Generate Images with Correctly Spelled Text Built In Using Ovis in ComfyUI

You need a banner. A social post. A product shot with a headline on it. You generate it, the text comes out garbled, misspelled, or illegible.

Every image model has this problem. Ovis is built to fix it.

Describe the image and the text. Get both rendered correctly in one generation.

Run it now on Floyo!

Why Ovis

Most image models treat text as just another visual element. They approximate it. Letters get scrambled, words get merged, spelling is unreliable.

Ovis is a 7B model with a text-centric training recipe. It combines a multimodal backbone with a diffusion visual decoder specifically tuned to place words accurately inside images. Headlines, taglines, button labels, and product copy, spelled correctly, legibly rendered, positioned where you describe them. Works in English and Chinese.

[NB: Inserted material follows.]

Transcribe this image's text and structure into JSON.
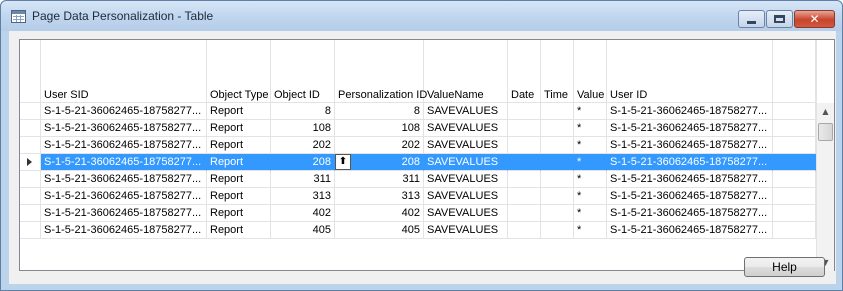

correctly spelled text rendered inside the image
works for headlines, taglines, buttons, labels, and UI copy
English and Chinese language support
fast enough to run on a single GPU or cloud endpoint
benchmarks show word accuracy rivaling much larger models

How to Write Prompts

Ovis needs three things in the prompt to render text well: the scene, the exact text in quotes, and the layout direction.

Prompt structure that works:

Describe the scene: "minimal product shot of a skincare bottle on a soft beige background, soft shadows"
Specify exact text in quotes: "headline at top: 'Glow Serum', tagline below: 'Radiance in every drop'"
Add layout and style: "centered layout, clean sans-serif font, high contrast, 4:5 vertical"

Full examples:

"hero banner for a fitness app, dark background with energy lighting, bold headline: 'Train Harder', subheading: 'Your goals. Your pace.', centered, modern sans-serif font"
"minimal product label for a coffee bag, kraft paper texture, text: 'Dark Roast', smaller text below: 'Single Origin Ethiopia', clean typography"
"social media post, soft pastel background, motivational quote: 'Start before you're ready.', small attribution text: '@brandname', Instagram square format"
"UI mockup of a mobile app screen, clean white background, button labeled 'Get Started', navigation items: 'Home', 'Explore', 'Profile', realistic product screenshot style"

Always put the exact text you want rendered inside single quotes within your prompt. Ovis reads the quoted strings and places them accurately.

What This Is Great For

Marketing graphics and ad creatives: Hero banners, social posts, and ad creatives with headlines and CTAs baked directly into the image. No Photoshop typography work after generation.

UI and app mockups: Screens with legible buttons, menus, and panel titles that look like real product screenshots. Useful for pitch decks, design reviews, and rapid prototyping.

Posters and presentations: Titles, subtitles, and copy blocks integrated into a designed layout in one generation.

Product packaging and labels: Simple wordmarks, product labels, and stickers where spelling accuracy is non-negotiable.

A/B test variants: Generate multiple versions of the same layout with different headlines or CTAs. Only the text changes across generations, the design stays consistent.

What to Watch Out For

Always quote the exact text you want in your prompt. Describing text vaguely ("add a headline about skincare") gives the model too much latitude. Specifying exactly what to say ("headline: 'Pure Glow Serum'") produces accurate results.

Long paragraphs of body copy are harder to render cleanly than short headlines and taglines. Keep in-image text to headlines, short phrases, button labels, and brief copy. Ovis excels at those. Dense paragraph text is better added in a design tool after generation.

Complex custom typography (hand-lettered scripts, intricate decorative fonts) may not render as precisely as clean sans-serif or serif styles. Describe font style simply, "bold sans-serif," "elegant serif," "clean modern typeface."

Resolution caps at around 1024x768 depending on aspect ratio. For larger print-ready output, generate at the highest available resolution and upscale in a separate workflow.